The extant fragments show that the manuscript was decorated in much the same style as other Insular Gospel Books. The incipit pages of the Gospels had large decorated initials, which dominated the page similar to those in the Lindifarne Gospels, the Book of Durrow, the Book of Kells and other Insular Gospel Books. For example, folio 28 recto in the British Library contains the remnant of the incipit page to the Gospel of Mark. All that is still legible is a portion of the word "Initium". (In the Vulgate, Mark begins "Initium evangelii Iesu Christi".) The letters "INI" are formed into a large monogram decorated with red and yellow knotwork. This page was so damaged and shrunk by the fire that the vellum has become translucent and the text on the verso side is visible on the recto side.
In many of the insular gospels, such as the Lindisfarne Gospels, and the Book of Kells, each Gospel has an Evangelist portrait before the Gospel.
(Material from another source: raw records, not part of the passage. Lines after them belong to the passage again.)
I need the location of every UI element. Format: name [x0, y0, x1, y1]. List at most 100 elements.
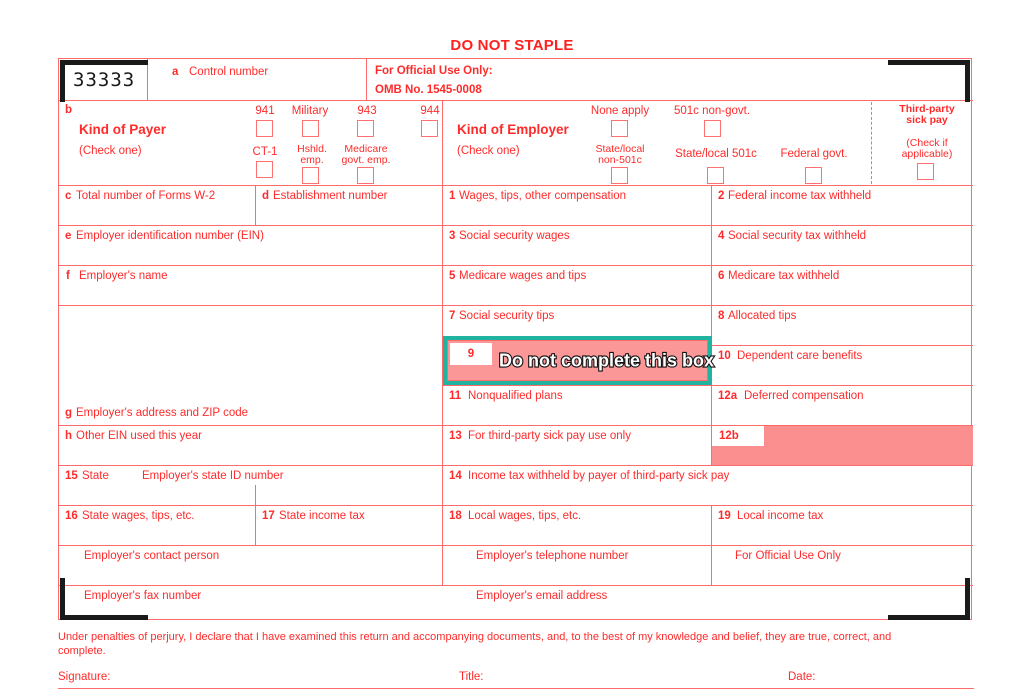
- checkbox-944[interactable]: [421, 120, 438, 137]
- box-14-label: Income tax withheld by payer of third-pa…: [468, 470, 730, 482]
- box-10-label: Dependent care benefits: [737, 350, 863, 362]
- signature-rule: [58, 688, 974, 689]
- box-10-number: 10: [718, 350, 731, 362]
- employer-contact-person-label: Employer's contact person: [84, 550, 220, 562]
- vline-dashed-thirdparty: [871, 102, 872, 184]
- rule-header-bottom: [59, 100, 973, 101]
- box-3-label: Social security wages: [459, 230, 570, 242]
- vline-boxes-upper: [711, 185, 712, 345]
- box-13-number: 13: [449, 430, 462, 442]
- rule-row8: [59, 505, 973, 506]
- checkbox-federal-govt[interactable]: [805, 167, 822, 184]
- third-party-title-line2: sick pay: [906, 114, 948, 126]
- box-8-label: Allocated tips: [728, 310, 797, 322]
- box-7-label: Social security tips: [459, 310, 555, 322]
- do-not-staple-heading: DO NOT STAPLE: [450, 37, 574, 54]
- rule-row2: [59, 265, 973, 266]
- control-number-value: 33333: [73, 69, 136, 91]
- checkbox-third-party-sick-pay[interactable]: [917, 163, 934, 180]
- rule-row3: [59, 305, 973, 306]
- form-body: 33333 a Control number For Official Use …: [58, 58, 973, 620]
- box-19-label: Local income tax: [737, 510, 824, 522]
- vline-c-d-split: [255, 185, 256, 225]
- date-label: Date:: [788, 671, 816, 683]
- field-h-letter: h: [65, 430, 73, 442]
- checkbox-501c-non-govt[interactable]: [704, 120, 721, 137]
- employer-email-label: Employer's email address: [476, 590, 608, 602]
- box-12b-number: 12b: [712, 426, 764, 446]
- employer-fax-label: Employer's fax number: [84, 590, 202, 602]
- field-d-letter: d: [262, 190, 270, 202]
- field-g-label: Employer's address and ZIP code: [76, 407, 249, 419]
- rule-row9: [59, 545, 973, 546]
- third-party-subtitle-line2: applicable): [901, 148, 953, 160]
- box-9-highlight-annotation: 9 Do not complete this box: [443, 336, 715, 385]
- box-18-number: 18: [449, 510, 462, 522]
- box-11-label: Nonqualified plans: [468, 390, 563, 402]
- checkbox-military[interactable]: [302, 120, 319, 137]
- checkbox-medicare-govt-emp[interactable]: [357, 167, 374, 184]
- checkbox-state-local-non-501c[interactable]: [611, 167, 628, 184]
- title-label: Title:: [459, 671, 484, 683]
- box-9-number: 9: [450, 343, 492, 365]
- box-6-number: 6: [718, 270, 725, 282]
- field-c-letter: c: [65, 190, 72, 202]
- box-16-label: State wages, tips, etc.: [82, 510, 195, 522]
- rule-row7: [59, 465, 973, 466]
- box-17-label: State income tax: [279, 510, 365, 522]
- official-use-line1: For Official Use Only:: [375, 65, 493, 77]
- field-h-label: Other EIN used this year: [76, 430, 202, 442]
- rule-row5-right: [442, 385, 973, 386]
- checkbox-ct1[interactable]: [256, 161, 273, 178]
- box-18-label: Local wages, tips, etc.: [468, 510, 582, 522]
- field-g-letter: g: [65, 407, 73, 419]
- box-15-label: State: [82, 470, 109, 482]
- box-12a-number: 12a: [718, 390, 738, 402]
- signature-label: Signature:: [58, 671, 111, 683]
- kind-of-employer-subtitle: (Check one): [457, 145, 520, 157]
- employer-telephone-label: Employer's telephone number: [476, 550, 629, 562]
- field-d-label: Establishment number: [273, 190, 388, 202]
- perjury-statement: Under penalties of perjury, I declare th…: [58, 630, 974, 658]
- box-2-label: Federal income tax withheld: [728, 190, 872, 202]
- vline-header-mid: [366, 59, 367, 100]
- checkbox-state-local-501c[interactable]: [707, 167, 724, 184]
- box-14-number: 14: [449, 470, 462, 482]
- payer-option-medicare-line2: govt. emp.: [341, 154, 391, 166]
- payer-option-944-label: 944: [420, 105, 440, 117]
- field-e-letter: e: [65, 230, 72, 242]
- box-6-label: Medicare tax withheld: [728, 270, 840, 282]
- box-1-number: 1: [449, 190, 456, 202]
- employer-option-501c-nongovt-label: 501c non-govt.: [673, 105, 751, 117]
- box-4-number: 4: [718, 230, 725, 242]
- kind-of-payer-letter: b: [65, 104, 73, 116]
- box-5-number: 5: [449, 270, 456, 282]
- control-number-label: Control number: [189, 66, 269, 78]
- official-use-line2: OMB No. 1545-0008: [375, 84, 482, 96]
- for-official-use-only-label: For Official Use Only: [735, 550, 841, 562]
- field-e-label: Employer identification number (EIN): [76, 230, 264, 242]
- rule-row10: [59, 585, 973, 586]
- field-f-label: Employer's name: [79, 270, 168, 282]
- box-17-number: 17: [262, 510, 275, 522]
- box-12a-label: Deferred compensation: [744, 390, 864, 402]
- box-5-label: Medicare wages and tips: [459, 270, 587, 282]
- checkbox-943[interactable]: [357, 120, 374, 137]
- checkbox-none-apply[interactable]: [611, 120, 628, 137]
- kind-of-employer-title: Kind of Employer: [457, 122, 569, 137]
- kind-of-payer-subtitle: (Check one): [79, 145, 142, 157]
- employer-state-id-label: Employer's state ID number: [142, 470, 284, 482]
- do-not-complete-this-box-text: Do not complete this box: [498, 349, 715, 371]
- checkbox-hshld-emp[interactable]: [302, 167, 319, 184]
- box-7-number: 7: [449, 310, 456, 322]
- w3-form-page: DO NOT STAPLE 33333 a Control number For…: [0, 0, 1024, 694]
- employer-option-federal-govt-label: Federal govt.: [780, 148, 848, 160]
- kind-of-payer-title: Kind of Payer: [79, 122, 167, 137]
- box-13-label: For third-party sick pay use only: [468, 430, 631, 442]
- vline-state-id: [255, 485, 256, 505]
- field-f-letter: f: [66, 270, 70, 282]
- checkbox-941[interactable]: [256, 120, 273, 137]
- box-4-label: Social security tax withheld: [728, 230, 867, 242]
- vline-ctrl-right: [147, 59, 148, 100]
- perjury-statement-line2: complete.: [58, 645, 106, 657]
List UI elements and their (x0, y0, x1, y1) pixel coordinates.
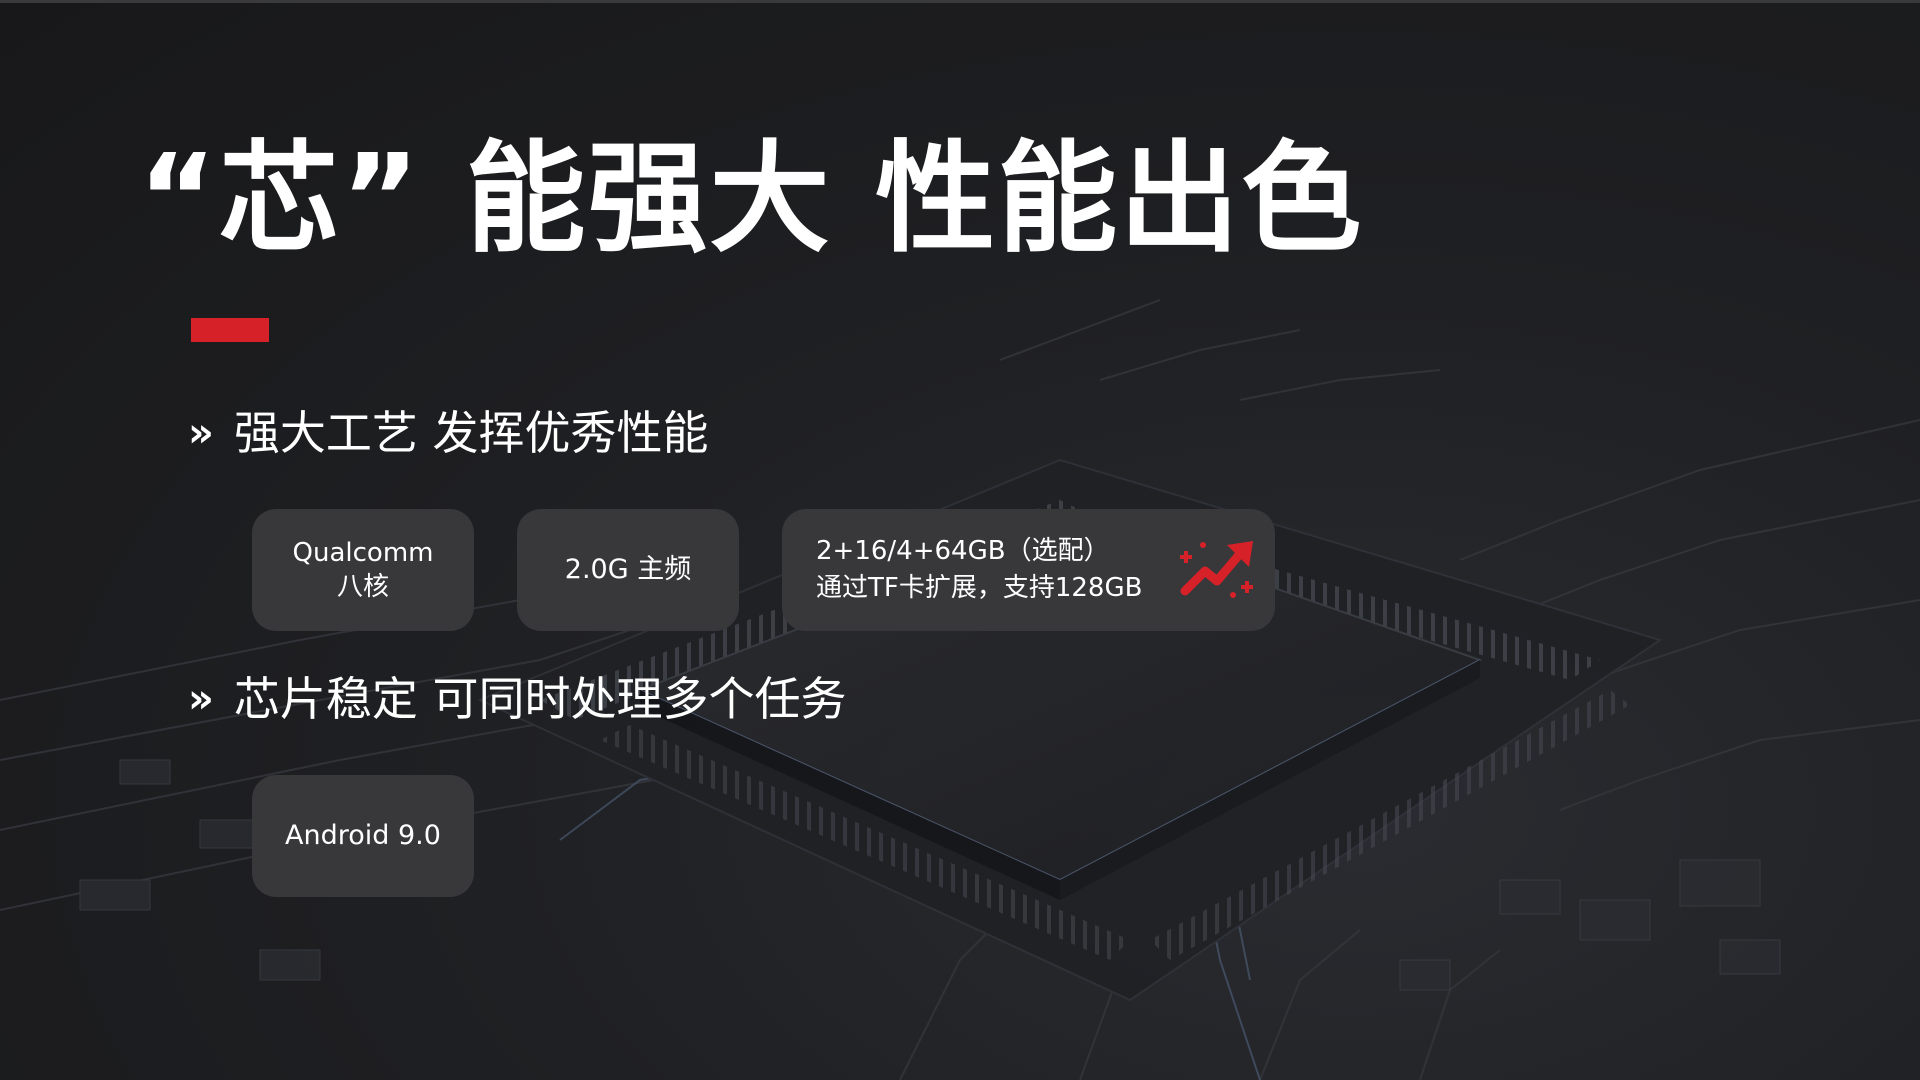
section-heading-text: 芯片稳定 可同时处理多个任务 (233, 672, 847, 726)
page-title: “芯” 能强大 性能出色 (138, 130, 1364, 269)
double-chevron-icon: » (188, 410, 214, 456)
accent-bar (191, 318, 269, 342)
spec-card-os: Android 9.0 (252, 775, 474, 897)
double-chevron-icon: » (188, 676, 214, 722)
spec-card-line: Qualcomm (292, 538, 434, 568)
spec-card-line: 八核 (336, 572, 389, 602)
spec-card-line: 通过TF卡扩展，支持128GB (816, 573, 1143, 603)
growth-chart-icon (1180, 541, 1253, 598)
spec-card-text: Android 9.0 (285, 820, 441, 851)
section-heading-stability: » 芯片稳定 可同时处理多个任务 (188, 676, 846, 722)
spec-card-line: 2+16/4+64GB（选配） (816, 536, 1110, 566)
section-heading-process: » 强大工艺 发挥优秀性能 (188, 410, 708, 456)
spec-card-cpu: Qualcomm 八核 (252, 509, 474, 631)
spec-card-storage: 2+16/4+64GB（选配） 通过TF卡扩展，支持128GB (782, 509, 1275, 631)
spec-card-frequency: 2.0G 主频 (517, 509, 739, 631)
spec-card-text: 2.0G 主频 (564, 554, 692, 585)
section-heading-text: 强大工艺 发挥优秀性能 (233, 406, 709, 460)
slide: “芯” 能强大 性能出色 » 强大工艺 发挥优秀性能 Qualcomm 八核 2… (0, 0, 1920, 1080)
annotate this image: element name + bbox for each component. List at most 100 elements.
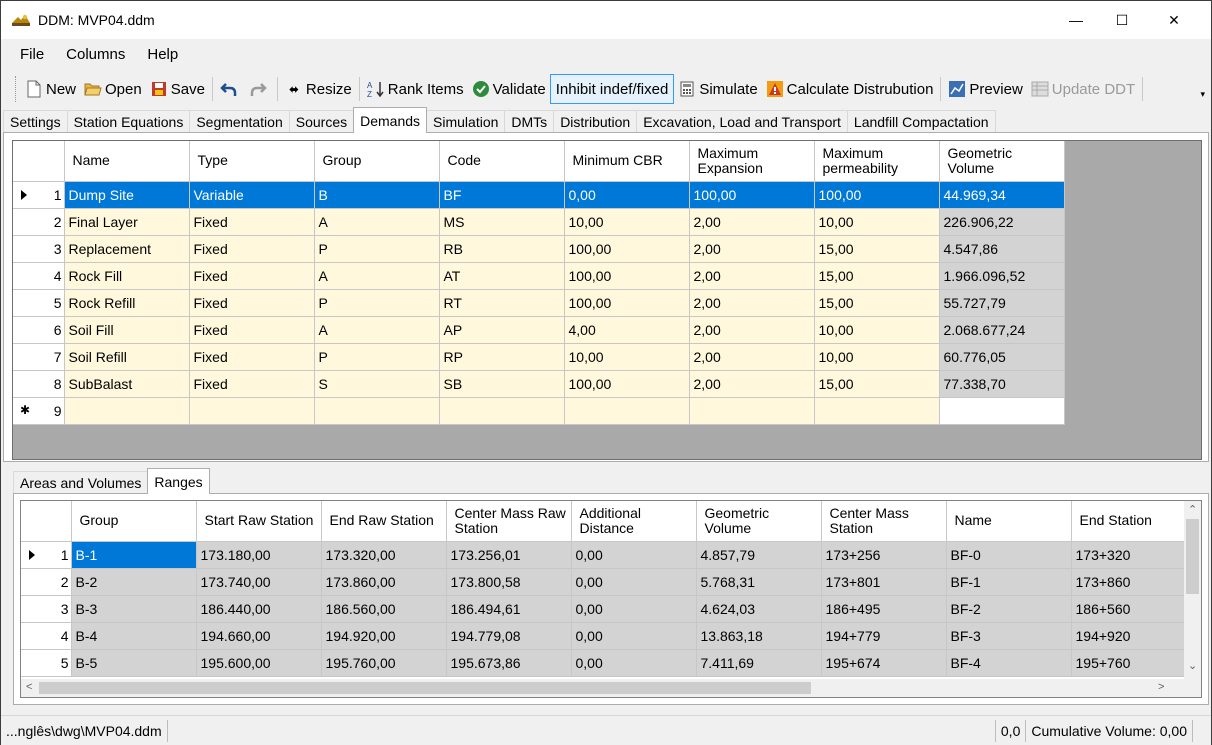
tab-simulation[interactable]: Simulation [426,110,506,133]
toolbar-overflow-icon[interactable]: ▾ [1200,89,1205,100]
column-header[interactable]: Name [946,501,1072,542]
demand-cell[interactable]: Fixed [189,235,315,263]
demand-cell[interactable]: 15,00 [814,262,940,290]
rank-items-button[interactable]: AZ Rank Items [363,74,468,104]
demand-cell[interactable] [564,397,690,425]
range-cell[interactable]: 173+256 [821,541,947,569]
column-header[interactable]: Code [439,141,565,182]
range-cell[interactable]: 4.857,79 [696,541,822,569]
demand-cell[interactable]: 100,00 [564,289,690,317]
demand-cell[interactable]: 10,00 [564,343,690,371]
row-header[interactable]: 4 [13,262,65,290]
column-header[interactable]: Center Mass Raw Station [446,501,572,542]
demand-cell[interactable]: AP [439,316,565,344]
demand-cell[interactable]: 0,00 [564,181,690,209]
demand-cell[interactable]: Fixed [189,289,315,317]
demand-cell[interactable]: 100,00 [564,262,690,290]
demand-row[interactable]: 8 SubBalast Fixed S SB 100,00 2,00 15,00 77.338,… [13,370,1065,398]
row-header[interactable]: 5 [21,649,72,677]
range-cell[interactable]: 186.440,00 [196,595,322,623]
range-cell[interactable]: BF-1 [946,568,1072,596]
demand-cell[interactable]: Rock Fill [64,262,190,290]
demand-cell[interactable]: 2.068.677,24 [939,316,1065,344]
column-header[interactable]: Group [314,141,440,182]
demand-cell[interactable]: B [314,181,440,209]
row-header[interactable]: 7 [13,343,65,371]
row-header[interactable]: 3 [13,235,65,263]
range-cell[interactable]: BF-2 [946,595,1072,623]
tab-excavation[interactable]: Excavation, Load and Transport [636,110,848,133]
range-cell[interactable]: 0,00 [571,568,697,596]
range-cell[interactable]: 195.673,86 [446,649,572,677]
range-cell[interactable]: 195.760,00 [321,649,447,677]
demand-cell[interactable]: 1.966.096,52 [939,262,1065,290]
demand-cell[interactable]: 4.547,86 [939,235,1065,263]
demand-cell[interactable]: Soil Fill [64,316,190,344]
range-cell[interactable]: 173.180,00 [196,541,322,569]
range-cell[interactable]: 173.256,01 [446,541,572,569]
column-header[interactable]: Center Mass Station [821,501,947,542]
demand-cell[interactable] [189,397,315,425]
column-header[interactable]: Group [71,501,197,542]
horizontal-scrollbar[interactable]: < > [21,679,1201,697]
tab-distribution[interactable]: Distribution [553,110,638,133]
demand-cell[interactable]: S [314,370,440,398]
demand-cell[interactable]: 55.727,79 [939,289,1065,317]
row-header[interactable]: 4 [21,622,72,650]
demand-cell[interactable]: 60.776,05 [939,343,1065,371]
row-header[interactable]: 5 [13,289,65,317]
demand-cell[interactable]: Soil Refill [64,343,190,371]
demand-cell[interactable]: 10,00 [564,208,690,236]
demand-cell[interactable]: 44.969,34 [939,181,1065,209]
maximize-button[interactable]: ☐ [1099,1,1145,39]
tab-sources[interactable]: Sources [288,110,355,133]
demand-cell[interactable] [439,397,565,425]
demand-cell[interactable]: P [314,235,440,263]
range-cell[interactable]: 173+860 [1071,568,1197,596]
scroll-down-icon[interactable]: ⌄ [1188,659,1197,672]
row-header[interactable]: 6 [13,316,65,344]
range-row[interactable]: 1 B-1 173.180,00 173.320,00 173.256,01 0,00 4.… [21,541,1197,569]
scroll-right-icon[interactable]: > [1158,681,1164,693]
demand-cell[interactable]: 2,00 [689,343,815,371]
range-cell[interactable]: BF-0 [946,541,1072,569]
demand-cell[interactable]: 100,00 [814,181,940,209]
tab-landfill-compactation[interactable]: Landfill Compactation [846,110,996,133]
row-header[interactable]: 1 [21,541,72,569]
demand-cell[interactable]: Replacement [64,235,190,263]
toolbar-grip[interactable] [15,76,19,102]
demand-cell[interactable]: 10,00 [814,316,940,344]
tab-dmts[interactable]: DMTs [504,110,555,133]
range-cell[interactable]: B-2 [71,568,197,596]
new-button[interactable]: New [21,74,80,104]
demand-cell[interactable]: 15,00 [814,370,940,398]
range-row[interactable]: 2 B-2 173.740,00 173.860,00 173.800,58 0,00 5.… [21,568,1197,596]
range-cell[interactable]: BF-4 [946,649,1072,677]
tab-areas-and-volumes[interactable]: Areas and Volumes [13,471,149,494]
demand-cell[interactable] [939,397,1065,425]
range-cell[interactable]: B-5 [71,649,197,677]
tab-station-equations[interactable]: Station Equations [66,110,191,133]
demand-cell[interactable]: 100,00 [564,235,690,263]
menu-file[interactable]: File [9,46,55,63]
demand-cell[interactable]: 15,00 [814,289,940,317]
minimize-button[interactable]: — [1053,1,1099,39]
range-cell[interactable]: 186+560 [1071,595,1197,623]
column-header[interactable]: Geometric Volume [939,141,1065,182]
column-header[interactable]: End Station [1071,501,1197,542]
demand-cell[interactable]: RT [439,289,565,317]
calculate-distribution-button[interactable]: Calculate Distrubution [762,74,938,104]
demand-row[interactable]: 3 Replacement Fixed P RB 100,00 2,00 15,00 4.547… [13,235,1065,263]
inhibit-toggle-button[interactable]: Inhibit indef/fixed [549,74,675,104]
row-header[interactable]: 8 [13,370,65,398]
title-bar[interactable]: DDM: MVP04.ddm — ☐ ✕ [1,1,1211,39]
column-header[interactable]: End Raw Station [321,501,447,542]
range-cell[interactable]: 0,00 [571,595,697,623]
range-cell[interactable]: 5.768,31 [696,568,822,596]
preview-button[interactable]: Preview [944,74,1026,104]
demand-cell[interactable]: Dump Site [64,181,190,209]
row-header[interactable]: 2 [13,208,65,236]
demand-row[interactable]: 6 Soil Fill Fixed A AP 4,00 2,00 10,00 2.068.677… [13,316,1065,344]
resize-button[interactable]: ⬌ Resize [281,74,356,104]
demand-cell[interactable]: RB [439,235,565,263]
In many other insular gospels, such as the Book of Durrow and the Echternach Gospels the portrait is replaced by a full page miniature of the Evangelist's symbol. Folio 27 recto (see illustration at right) in the British Library, which is one of the best preserved pages of this manuscript, contains the image of the lion of Mark. This page bears a remarkable stylistic similarity to the corresponding page in the Echternach Gospels, (see here) and gives a hint as to the quality of the manuscript before the fire.
A copy of a page of the prefatory material for Mark was made in 1725 for the Earl of Oxford, and used by Thomas Astle for his book The Origin and Progress of Writing, which was published in 1784.[1] The letters at the top of the page were display capitals, which were used to begin major sections of text. Farther down the page there is a second set of capitals in a different style which are surrounded by a block of small red dots. At the bottom of the page the scribe of the copy included a "sampler" of letter forms found in the manuscript which was not found on the original page. Astle's manuscript containing the copy is also in the British Library (MS Stowe 1061, fol. 36r).